Let $(\mathcal{H},\Vert\cdot\Vert)$ be a complex Hilbert space with inner product $\langle\cdot,\cdot\rangle$ and $A\in\mathcal{L}(\mathcal{H})$ be a bounded self-adjoint operator with spectrum $\sigma(A)\subset\mathbb{R}$.
The functional calculus is usually defined first of all for polynomials: Let $P\in\mathbb{C}[\sigma(A)]$ be a polynomial, i.e. a map $P:\sigma(A)\to\mathbb{C}$ of the type $$P(t)=\sum_{i=0}^{k}\lambda_{i}t^{i}$$ for some $k\in\mathbb{N}_{0}$ and coefficients $\lambda_{0},\dots,\lambda_{k}\in\mathbb{C}$. Then we define a bounded operator $P(A)\in\mathcal{L}(\mathcal{H})$ by $$P(A):=\sum_{i=0}^{k}\lambda_{i}A^{i}.$$
In the end, we want to define a map which assigns to each polynomial on $\sigma(A)$ a bounded operator.
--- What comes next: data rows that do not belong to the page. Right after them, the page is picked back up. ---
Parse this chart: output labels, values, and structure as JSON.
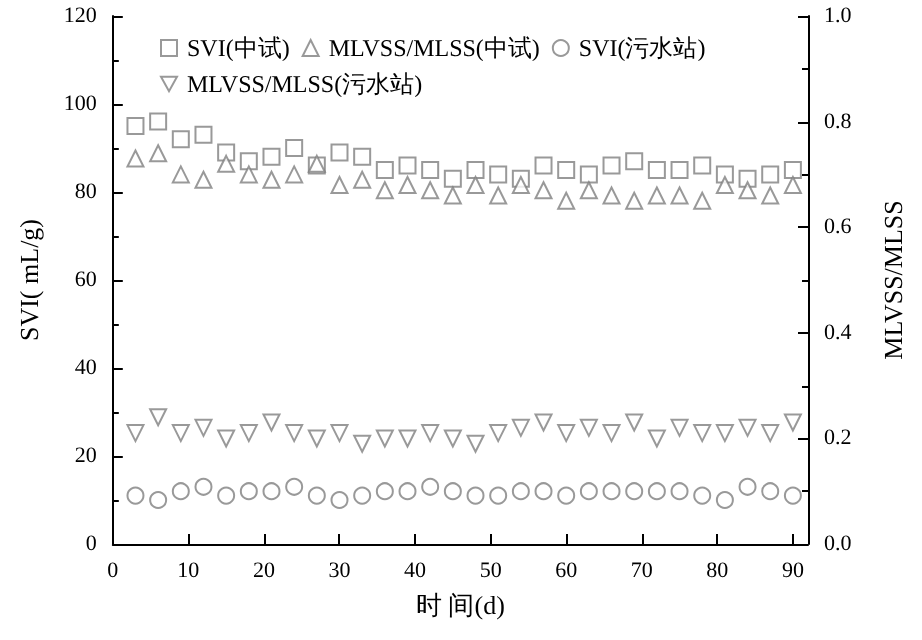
{
  "chart_data": {
    "type": "scatter",
    "xlabel": "时 间(d)",
    "ylabel": "SVI( mL/g)",
    "y2label": "MLVSS/MLSS",
    "x": [
      3,
      6,
      9,
      12,
      15,
      18,
      21,
      24,
      27,
      30,
      33,
      36,
      39,
      42,
      45,
      48,
      51,
      54,
      57,
      60,
      63,
      66,
      69,
      72,
      75,
      78,
      81,
      84,
      87,
      90
    ],
    "series": [
      {
        "name": "SVI(中试)",
        "color": "#808080",
        "marker": "square",
        "values": [
          95,
          96,
          92,
          93,
          89,
          87,
          88,
          90,
          86,
          89,
          88,
          85,
          86,
          85,
          83,
          85,
          84,
          83,
          86,
          85,
          84,
          86,
          87,
          85,
          85,
          86,
          84,
          83,
          84,
          85
        ]
      },
      {
        "name": "MLVSS/MLSS(中试)",
        "color": "#808080",
        "marker": "triangle",
        "axis": "y2",
        "values": [
          0.73,
          0.74,
          0.7,
          0.69,
          0.72,
          0.7,
          0.69,
          0.7,
          0.72,
          0.68,
          0.69,
          0.67,
          0.68,
          0.67,
          0.66,
          0.68,
          0.66,
          0.68,
          0.67,
          0.65,
          0.67,
          0.66,
          0.65,
          0.66,
          0.66,
          0.65,
          0.68,
          0.67,
          0.66,
          0.68
        ]
      },
      {
        "name": "SVI(污水站)",
        "color": "#808080",
        "marker": "circle",
        "values": [
          11,
          10,
          12,
          13,
          11,
          12,
          12,
          13,
          11,
          10,
          11,
          12,
          12,
          13,
          12,
          11,
          11,
          12,
          12,
          11,
          12,
          12,
          12,
          12,
          12,
          11,
          10,
          13,
          12,
          11
        ]
      },
      {
        "name": "MLVSS/MLSS(污水站)",
        "color": "#808080",
        "marker": "triangle-down",
        "axis": "y2",
        "values": [
          0.21,
          0.24,
          0.21,
          0.22,
          0.2,
          0.21,
          0.23,
          0.21,
          0.2,
          0.21,
          0.19,
          0.2,
          0.2,
          0.21,
          0.2,
          0.19,
          0.21,
          0.22,
          0.23,
          0.21,
          0.22,
          0.21,
          0.23,
          0.2,
          0.22,
          0.21,
          0.21,
          0.22,
          0.21,
          0.23
        ]
      }
    ],
    "xlim": [
      0,
      92
    ],
    "xticks": [
      0,
      10,
      20,
      30,
      40,
      50,
      60,
      70,
      80,
      90
    ],
    "ylim": [
      0,
      120
    ],
    "yticks": [
      0,
      20,
      40,
      60,
      80,
      100,
      120
    ],
    "y2lim": [
      0,
      1
    ],
    "y2ticks": [
      {
        "value": 0,
        "label": "0.0"
      },
      0.2,
      0.4,
      0.6,
      0.8,
      {
        "value": 1,
        "label": "1.0"
      }
    ],
    "legend": "top",
    "grid": false
  }
}
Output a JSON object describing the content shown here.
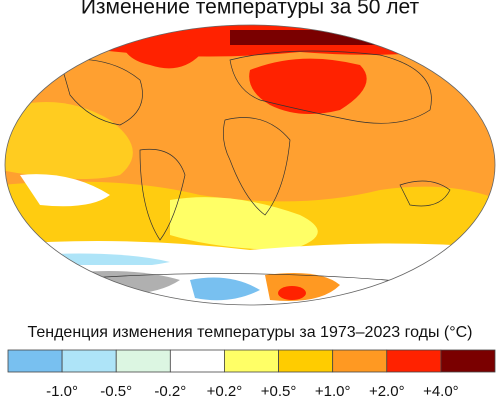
{
  "title": "Изменение температуры за 50 лет",
  "legend": {
    "label": "Тенденция изменения температуры за 1973–2023 годы (°C)",
    "colors": [
      "#78c0f0",
      "#aee4f8",
      "#dcf6e2",
      "#ffffff",
      "#ffff66",
      "#ffcc00",
      "#ff9922",
      "#ff2200",
      "#7a0000"
    ],
    "ticks": [
      "-1.0°",
      "-0.5°",
      "-0.2°",
      "+0.2°",
      "+0.5°",
      "+1.0°",
      "+2.0°",
      "+4.0°"
    ]
  }
}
However, a priori it is not clear that two different polynomials result into different operators. As an example, consider the case of an operator $A$ such that the spectrum is given by $\sigma(A)=\{0,1\}$. In this case, the polynomials $P_{1}(t):=t$ and $P_{2}(t):=t^{2}$ are equivalent, but it is not clear that $P_{1}(A)=A\stackrel{?}{=}A^{2}=P_{2}(A)$.
In order to show that this is the case, one usually shows that $$\Vert P(A)\Vert_{\mathcal{L}(\mathcal{H})}=\sup_{\lambda\in\sigma(A)}\vert P(\lambda)\vert.$$ I understant how to proof this statement, by I do not see why this is enough to show that the functional calculus of polynomials is well-defined.
I would like to show that if $P_{1},P_{2}\in\mathbb{C}[\sigma(A)]$ are to polynomials such that $P_{1}(t)=P_{2}(t)$ for all $t\in\sigma(A)$, then $P_{1}(A)=P_{2}(A)$. I tried to use the paralellogram identity together with the above formula for the operator norms in order to show that $\Vert P_{1}(A)-P_{2}(A)\Vert=0$. However, I was not able to proof it.
You must be able to show that $P(A)=0$ if $P$ vanishes on the spectrum. This is not generally true if $A$ is not normal. For example, if $A$ is nilpotent of order $2$ (meaning that $A^2=0$, but $A\ne 0$,) then a polynomial $P$ that vanishes on the spectrum of $A$ does not necessarily give $P(A)=0$. However, a normal operator $A$ such that $A^2=0$ must satisfy $A=0$; more generally, $p(A)=0$ if $p$ vanishes on the spectrum of $A$, and $m(A)=0$ will also hold if $A$ is normal and if $m$ has only first order roots, but has the same roots as $p$.